Ivan Jablonka a rencontré les proches de Laëtitia et les acteurs de l’enquête avant d’assister au procès du meurtrier en 2015. Il ne faut pas se méprendre, Laëtitia ou la fin des hommes, n’est pas un énième fait divers rapporté par un écrivain. Ivan Jablonka  endosse tour à tour le rôle de journaliste, historien, sociologue. En passant du meurtre aux victimes, de l’enfant aux familles, de l’individu aux trajectoires, du relationnel aux structures sociales, l’historien et écrivain déploie  la chronique d’une mort annoncée d’avance. Laëtitia, la jeune fille de 18 ans, poignardée, étranglée, démembrée et jetée au fond d’un lac est le dernier élément d’une histoire collective. C’est sur elle que malheureusement s’extériorise toute la violence du monde social. Mais ce n’est pas tout…Quand on tourne l’histoire à l’envers, on se rend compte que le bourreau est aussi victime. Sa mère  a été violée par son propre père. Le gamin a  trainé de foyer en foyer, puis il a manqué de poignarder son institutrice en CM2. Cette histoire, ces histoires dans l’Histoire, nous aident à plonger dans l’humanité du criminel pour élucider un crime inhumain.  Comprendre « le processus de destruction souterrain » c’est entrer dans une spirale dont on se sort jamais. C’est cela la souffrance.
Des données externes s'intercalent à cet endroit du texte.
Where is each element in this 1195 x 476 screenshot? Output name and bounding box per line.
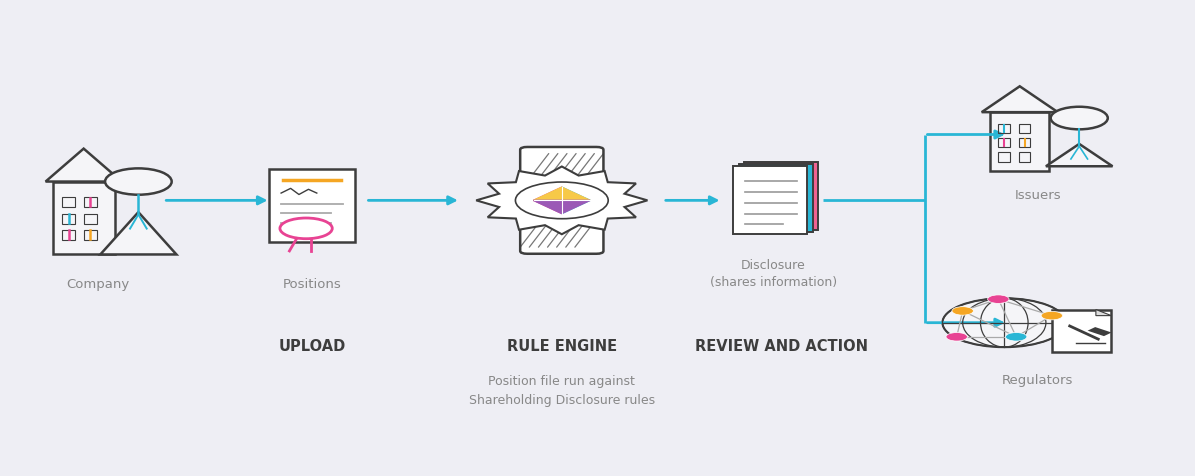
Circle shape <box>1005 333 1027 341</box>
Bar <box>998 124 1010 133</box>
Polygon shape <box>1046 144 1113 166</box>
Bar <box>1052 309 1111 352</box>
Text: Issuers: Issuers <box>1015 188 1061 202</box>
Text: Disclosure
(shares information): Disclosure (shares information) <box>710 259 838 289</box>
FancyBboxPatch shape <box>520 203 603 254</box>
Circle shape <box>280 218 332 238</box>
Bar <box>62 214 75 224</box>
Bar <box>733 166 807 235</box>
Bar <box>84 214 97 224</box>
Text: Regulators: Regulators <box>1001 375 1073 387</box>
Text: UPLOAD: UPLOAD <box>278 339 345 354</box>
Text: REVIEW AND ACTION: REVIEW AND ACTION <box>695 339 869 354</box>
Circle shape <box>943 298 1066 347</box>
Polygon shape <box>533 187 590 200</box>
Bar <box>998 152 1010 161</box>
Bar <box>739 164 813 232</box>
Polygon shape <box>533 187 562 214</box>
Circle shape <box>515 182 608 218</box>
Bar <box>84 197 97 208</box>
Polygon shape <box>1096 309 1111 316</box>
Bar <box>62 230 75 240</box>
Text: Position file run against
Shareholding Disclosure rules: Position file run against Shareholding D… <box>468 375 655 407</box>
Polygon shape <box>45 149 122 181</box>
Bar <box>1018 124 1030 133</box>
Polygon shape <box>100 212 177 255</box>
Bar <box>84 230 97 240</box>
Polygon shape <box>533 200 590 214</box>
Bar <box>1087 327 1111 336</box>
Text: Positions: Positions <box>283 278 342 291</box>
Bar <box>1018 152 1030 161</box>
Circle shape <box>1041 311 1062 320</box>
Circle shape <box>952 307 974 315</box>
Text: Company: Company <box>66 278 129 291</box>
Bar <box>1018 138 1030 148</box>
Circle shape <box>987 295 1009 303</box>
Bar <box>998 138 1010 148</box>
Bar <box>53 181 115 255</box>
Bar <box>743 162 817 230</box>
Circle shape <box>105 169 172 195</box>
Polygon shape <box>562 187 590 214</box>
Circle shape <box>946 333 968 341</box>
Circle shape <box>1050 107 1108 129</box>
Bar <box>989 112 1049 171</box>
Bar <box>62 197 75 208</box>
Polygon shape <box>981 86 1058 112</box>
Text: RULE ENGINE: RULE ENGINE <box>507 339 617 354</box>
FancyBboxPatch shape <box>520 147 603 198</box>
Polygon shape <box>476 167 648 234</box>
Bar <box>269 169 355 241</box>
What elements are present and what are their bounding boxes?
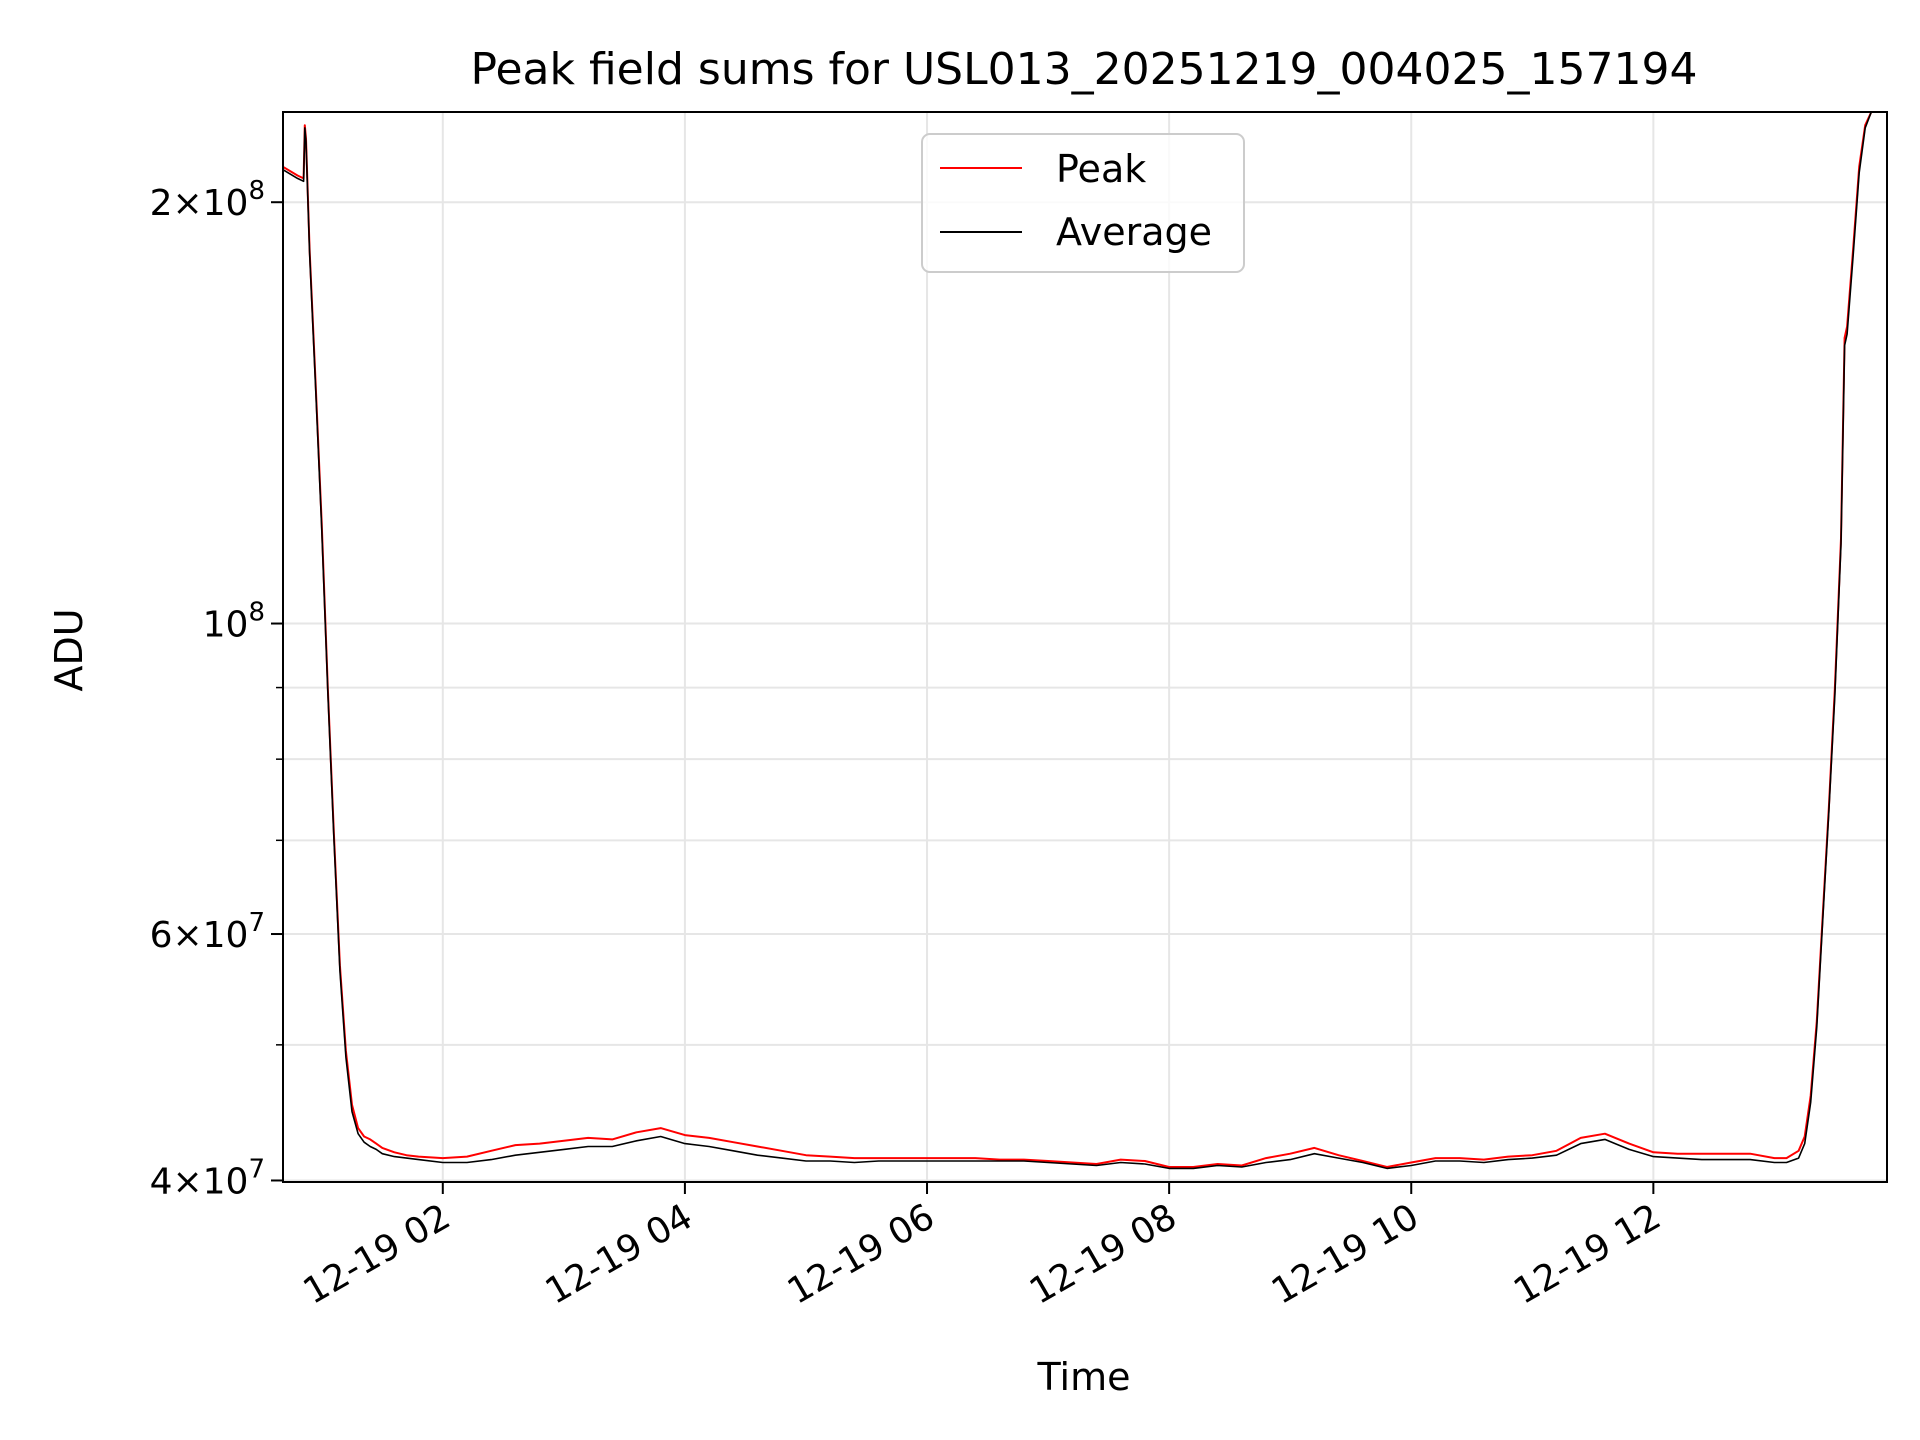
- y-axis-label: ADU: [47, 608, 91, 691]
- legend-label-peak: Peak: [1056, 147, 1146, 191]
- plot-frame: [282, 111, 1888, 1183]
- series-layer: [283, 112, 1887, 1170]
- y-tick-label-1: 6×107: [150, 908, 265, 956]
- series-line-average: [283, 112, 1887, 1170]
- legend: Peak Average: [921, 133, 1245, 273]
- chart-title: Peak field sums for USL013_20251219_0040…: [471, 44, 1698, 95]
- series-line-peak: [283, 112, 1887, 1168]
- y-tick-label-0: 4×107: [150, 1154, 265, 1202]
- legend-label-average: Average: [1056, 210, 1212, 254]
- y-tick-label-3: 2×108: [150, 176, 265, 224]
- x-axis-label: Time: [1037, 1355, 1131, 1399]
- y-tick-label-2: 108: [203, 598, 265, 646]
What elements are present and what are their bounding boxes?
La lecture de cet ouvrage m’a plongé dans cette France que je ne connais pas. J’ai passé 27 ans en cité et j’y vis encore mais cette France là, celle-là je ne la connaissais pas, peut-être un peu plus depuis la lecture du premier roman d’Edouard Louis. Cette France se situe dans mon angle mort. Cette France où les parents appellent leurs enfants William, Steven, Anthony, Kevin. Où l’on passe de la 3e Segpa au CAP cuisine. Où si t’as pas de scooter bah tu galères sec.

Ivan Jablonka s’excuse presque de faire partie lui de la bourgeoisie parisienne diplômée. Il est cependant parvenu à écrire un livre plein de tendresse même si on peut lui reprocher bien des choses mais pour une fois il faut taire les critiques et dire merci.

 

Laëtitia ou la Fin des hommes, Ivan Jablonka, éd le Seuil, 383 pages, 21 euros.